Question about norm of homomorphism on Banachalgebras I'm currently reading a book where it is stated that if $A$ is a unital banach algebra, then every homomorphism $\phi: A \to \mathbb{C}$ has either norm $1$ or is $0$, i.e $\|\phi\|=1$ or $\phi=0$.
I know what a homomorphism is but could someone explain to me what exactly the norm of a homomorphism is? 
and how can it be proven that it's always either $1$ or $0$?

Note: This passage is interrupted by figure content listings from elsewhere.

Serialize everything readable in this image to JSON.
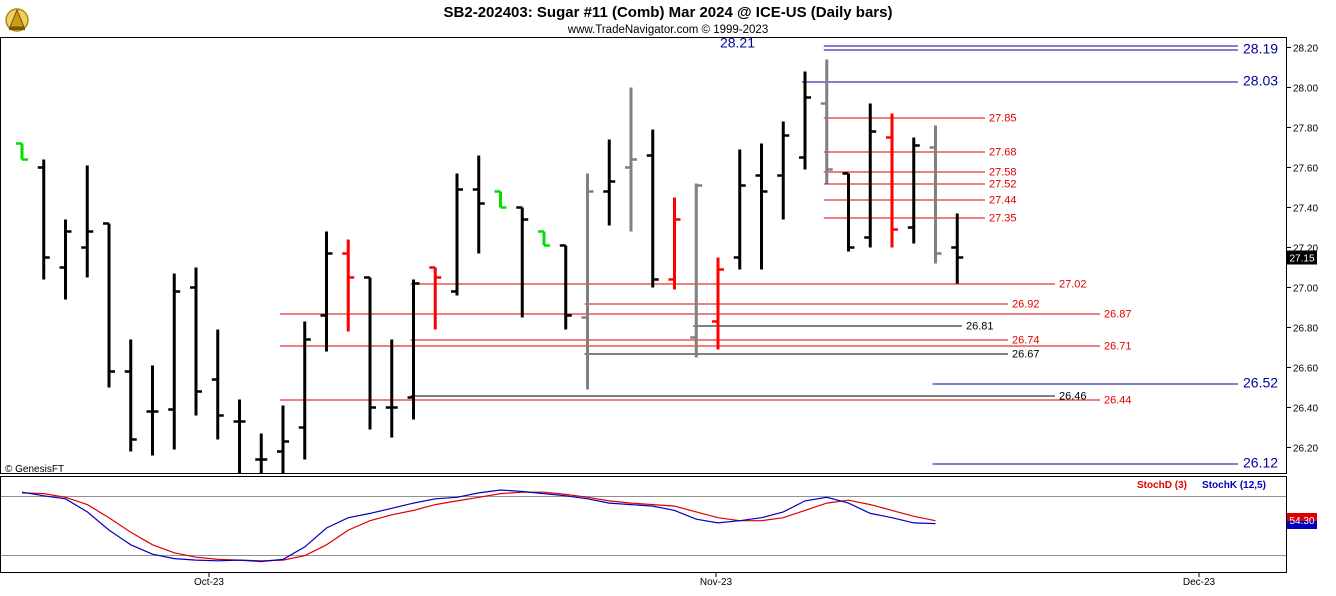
{
  "header": {
    "title": "SB2-202403:  Sugar #11 (Comb) Mar 2024 @ ICE-US  (Daily bars)",
    "subtitle": "www.TradeNavigator.com © 1999-2023",
    "watermark": "© GenesisFT"
  },
  "colors": {
    "bar_up": "#000000",
    "bar_gray": "#808080",
    "bar_red": "#ff0000",
    "bar_green": "#00dd00",
    "line_red": "#e00000",
    "line_blue": "#0000a0",
    "line_black": "#000000",
    "stoch_d": "#e00000",
    "stoch_k": "#0000c0",
    "last_price_bg": "#000000",
    "stoch_value_bg_top": "#e00000",
    "stoch_value_bg_bottom": "#0000c0"
  },
  "chart_data": {
    "type": "ohlc",
    "title": "SB2-202403:  Sugar #11 (Comb) Mar 2024 @ ICE-US  (Daily bars)",
    "ylim": [
      26.1,
      28.22
    ],
    "y_ticks": [
      "28.20",
      "28.00",
      "27.80",
      "27.60",
      "27.40",
      "27.20",
      "27.00",
      "26.80",
      "26.60",
      "26.40",
      "26.20"
    ],
    "x_ticks": [
      "Oct-23",
      "Nov-23",
      "Dec-23"
    ],
    "last_price": "27.15",
    "bars": [
      {
        "o": 27.72,
        "h": 27.72,
        "l": 27.64,
        "c": 27.64,
        "color": "green"
      },
      {
        "o": 27.6,
        "h": 27.64,
        "l": 27.04,
        "c": 27.15,
        "color": "black"
      },
      {
        "o": 27.1,
        "h": 27.34,
        "l": 26.94,
        "c": 27.28,
        "color": "black"
      },
      {
        "o": 27.2,
        "h": 27.61,
        "l": 27.05,
        "c": 27.28,
        "color": "black"
      },
      {
        "o": 27.32,
        "h": 27.32,
        "l": 26.5,
        "c": 26.58,
        "color": "black"
      },
      {
        "o": 26.58,
        "h": 26.74,
        "l": 26.18,
        "c": 26.24,
        "color": "black"
      },
      {
        "o": 26.38,
        "h": 26.61,
        "l": 26.16,
        "c": 26.38,
        "color": "black"
      },
      {
        "o": 26.39,
        "h": 27.07,
        "l": 26.19,
        "c": 26.98,
        "color": "black"
      },
      {
        "o": 27.0,
        "h": 27.1,
        "l": 26.36,
        "c": 26.48,
        "color": "black"
      },
      {
        "o": 26.54,
        "h": 26.79,
        "l": 26.24,
        "c": 26.36,
        "color": "black"
      },
      {
        "o": 26.33,
        "h": 26.44,
        "l": 26.07,
        "c": 26.33,
        "color": "black"
      },
      {
        "o": 26.14,
        "h": 26.27,
        "l": 26.07,
        "c": 26.14,
        "color": "black"
      },
      {
        "o": 26.18,
        "h": 26.41,
        "l": 26.07,
        "c": 26.23,
        "color": "black"
      },
      {
        "o": 26.3,
        "h": 26.83,
        "l": 26.14,
        "c": 26.74,
        "color": "black"
      },
      {
        "o": 26.86,
        "h": 27.28,
        "l": 26.68,
        "c": 27.17,
        "color": "black"
      },
      {
        "o": 27.17,
        "h": 27.24,
        "l": 26.78,
        "c": 27.05,
        "color": "red"
      },
      {
        "o": 27.05,
        "h": 27.05,
        "l": 26.29,
        "c": 26.4,
        "color": "black"
      },
      {
        "o": 26.4,
        "h": 26.74,
        "l": 26.25,
        "c": 26.4,
        "color": "black"
      },
      {
        "o": 26.45,
        "h": 27.04,
        "l": 26.34,
        "c": 27.02,
        "color": "black"
      },
      {
        "o": 27.1,
        "h": 27.1,
        "l": 26.79,
        "c": 27.05,
        "color": "red"
      },
      {
        "o": 26.98,
        "h": 27.57,
        "l": 26.96,
        "c": 27.49,
        "color": "black"
      },
      {
        "o": 27.49,
        "h": 27.66,
        "l": 27.17,
        "c": 27.42,
        "color": "black"
      },
      {
        "o": 27.48,
        "h": 27.48,
        "l": 27.4,
        "c": 27.4,
        "color": "green"
      },
      {
        "o": 27.4,
        "h": 27.4,
        "l": 26.85,
        "c": 27.34,
        "color": "black"
      },
      {
        "o": 27.28,
        "h": 27.28,
        "l": 27.21,
        "c": 27.21,
        "color": "green"
      },
      {
        "o": 27.21,
        "h": 27.21,
        "l": 26.79,
        "c": 26.86,
        "color": "black"
      },
      {
        "o": 26.85,
        "h": 27.57,
        "l": 26.49,
        "c": 27.48,
        "color": "gray"
      },
      {
        "o": 27.48,
        "h": 27.74,
        "l": 27.31,
        "c": 27.53,
        "color": "black"
      },
      {
        "o": 27.6,
        "h": 28.0,
        "l": 27.28,
        "c": 27.64,
        "color": "gray"
      },
      {
        "o": 27.66,
        "h": 27.79,
        "l": 27.0,
        "c": 27.04,
        "color": "black"
      },
      {
        "o": 27.04,
        "h": 27.45,
        "l": 26.99,
        "c": 27.34,
        "color": "red"
      },
      {
        "o": 26.75,
        "h": 27.52,
        "l": 26.65,
        "c": 27.51,
        "color": "gray"
      },
      {
        "o": 26.83,
        "h": 27.15,
        "l": 26.69,
        "c": 27.09,
        "color": "red"
      },
      {
        "o": 27.15,
        "h": 27.69,
        "l": 27.09,
        "c": 27.51,
        "color": "black"
      },
      {
        "o": 27.56,
        "h": 27.72,
        "l": 27.09,
        "c": 27.48,
        "color": "black"
      },
      {
        "o": 27.56,
        "h": 27.83,
        "l": 27.34,
        "c": 27.76,
        "color": "black"
      },
      {
        "o": 27.65,
        "h": 28.08,
        "l": 27.59,
        "c": 27.95,
        "color": "black"
      },
      {
        "o": 27.92,
        "h": 28.14,
        "l": 27.52,
        "c": 27.59,
        "color": "gray"
      },
      {
        "o": 27.57,
        "h": 27.57,
        "l": 27.18,
        "c": 27.2,
        "color": "black"
      },
      {
        "o": 27.25,
        "h": 27.92,
        "l": 27.2,
        "c": 27.78,
        "color": "black"
      },
      {
        "o": 27.75,
        "h": 27.87,
        "l": 27.2,
        "c": 27.29,
        "color": "red"
      },
      {
        "o": 27.3,
        "h": 27.75,
        "l": 27.22,
        "c": 27.71,
        "color": "black"
      },
      {
        "o": 27.7,
        "h": 27.81,
        "l": 27.12,
        "c": 27.17,
        "color": "gray"
      },
      {
        "o": 27.2,
        "h": 27.37,
        "l": 27.02,
        "c": 27.15,
        "color": "black"
      }
    ],
    "levels": [
      {
        "label": "28.21",
        "value": 28.21,
        "color": "blue",
        "x_start_bar": 37,
        "label_pos": "left-top"
      },
      {
        "label": "28.19",
        "value": 28.19,
        "color": "blue",
        "x_start_bar": 37,
        "label_pos": "right"
      },
      {
        "label": "28.03",
        "value": 28.03,
        "color": "blue",
        "x_start_bar": 36,
        "label_pos": "right"
      },
      {
        "label": "27.85",
        "value": 27.85,
        "color": "red",
        "x_start_bar": 37,
        "label_pos": "mid"
      },
      {
        "label": "27.68",
        "value": 27.68,
        "color": "red",
        "x_start_bar": 37,
        "label_pos": "mid"
      },
      {
        "label": "27.58",
        "value": 27.58,
        "color": "red",
        "x_start_bar": 37,
        "label_pos": "mid"
      },
      {
        "label": "27.52",
        "value": 27.52,
        "color": "red",
        "x_start_bar": 37,
        "label_pos": "mid"
      },
      {
        "label": "27.44",
        "value": 27.44,
        "color": "red",
        "x_start_bar": 37,
        "label_pos": "mid"
      },
      {
        "label": "27.35",
        "value": 27.35,
        "color": "red",
        "x_start_bar": 37,
        "label_pos": "mid"
      },
      {
        "label": "27.02",
        "value": 27.02,
        "color": "red",
        "x_start_bar": 18,
        "label_pos": "mid2"
      },
      {
        "label": "26.92",
        "value": 26.92,
        "color": "red",
        "x_start_bar": 26,
        "label_pos": "mid3"
      },
      {
        "label": "26.87",
        "value": 26.87,
        "color": "red",
        "x_start_bar": 12,
        "label_pos": "mid4"
      },
      {
        "label": "26.81",
        "value": 26.81,
        "color": "black",
        "x_start_bar": 31,
        "label_pos": "mid5"
      },
      {
        "label": "26.74",
        "value": 26.74,
        "color": "red",
        "x_start_bar": 18,
        "label_pos": "mid3"
      },
      {
        "label": "26.71",
        "value": 26.71,
        "color": "red",
        "x_start_bar": 12,
        "label_pos": "mid4"
      },
      {
        "label": "26.67",
        "value": 26.67,
        "color": "black",
        "x_start_bar": 26,
        "label_pos": "mid3b"
      },
      {
        "label": "26.52",
        "value": 26.52,
        "color": "blue",
        "x_start_bar": 42,
        "label_pos": "right"
      },
      {
        "label": "26.46",
        "value": 26.46,
        "color": "black",
        "x_start_bar": 18,
        "label_pos": "mid2"
      },
      {
        "label": "26.44",
        "value": 26.44,
        "color": "red",
        "x_start_bar": 12,
        "label_pos": "mid4"
      },
      {
        "label": "26.12",
        "value": 26.12,
        "color": "blue",
        "x_start_bar": 42,
        "label_pos": "right"
      }
    ],
    "stochastic": {
      "legend_d": "StochD (3)",
      "legend_k": "StochK (12,5)",
      "value_label": "54.30",
      "ylim": [
        0,
        100
      ],
      "k": [
        97,
        92,
        88,
        70,
        45,
        25,
        12,
        6,
        4,
        3,
        4,
        2,
        5,
        22,
        48,
        62,
        68,
        75,
        82,
        88,
        90,
        96,
        100,
        98,
        95,
        92,
        88,
        82,
        80,
        78,
        72,
        60,
        55,
        58,
        62,
        70,
        85,
        90,
        82,
        68,
        62,
        55,
        54
      ],
      "d": [
        96,
        95,
        90,
        80,
        62,
        42,
        25,
        14,
        8,
        5,
        4,
        3,
        4,
        10,
        25,
        45,
        58,
        66,
        72,
        80,
        85,
        90,
        95,
        97,
        97,
        94,
        90,
        85,
        82,
        80,
        78,
        70,
        62,
        58,
        58,
        62,
        72,
        82,
        86,
        80,
        72,
        64,
        58
      ]
    }
  }
}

 A: If $\phi:A \to \mathbb{C}$ is continuous, its norm is defined as the smallest number $C > 0$ such that
$$
\lvert \phi(a) \rvert \leq C \lVert a \rVert.
$$
This is the same definition as for any linear operator between Banach spaces. Equivalently, you also have
$$
\lVert \phi \rVert = \sup \{ \lvert \phi(a) \rvert : a \in A, \lVert a \rVert =1\}.
$$
Now we prove that $\phi$ has norm one by contradiction. Suppose there's some $a \in A$ such that $\lvert \phi(x) \rvert > \lVert x \rVert$. Then we have that $\phi(a) I - a$ is invertible in $A$. This is due to the following lemma

Let $A$ be a unital Banach algebra and $x \in A$. If $\lambda \in \mathbb{C}$ with $\lvert \lambda \rvert > \lVert x \rVert$, then $\lambda$ isn't contained in the spectrum of $x$. Furthermore we have
  $$ (\lambda I -x)^{-1} = \sum_{k \geq 0} \lambda^{-k-1} x^k. $$

But we have $\phi \left( \phi(a)I -a \right) = 0$, which is in contradiction with the fact that $\phi(a) I - a$ is invertible. We conclude that $\lvert \phi(x) \rvert \leq \lVert x \rVert$ and so $\lVert \phi \rVert \leq 1$. At last since $\lvert \phi(I) \rvert = 1$ we must have $\lVert \phi \rVert = 1$.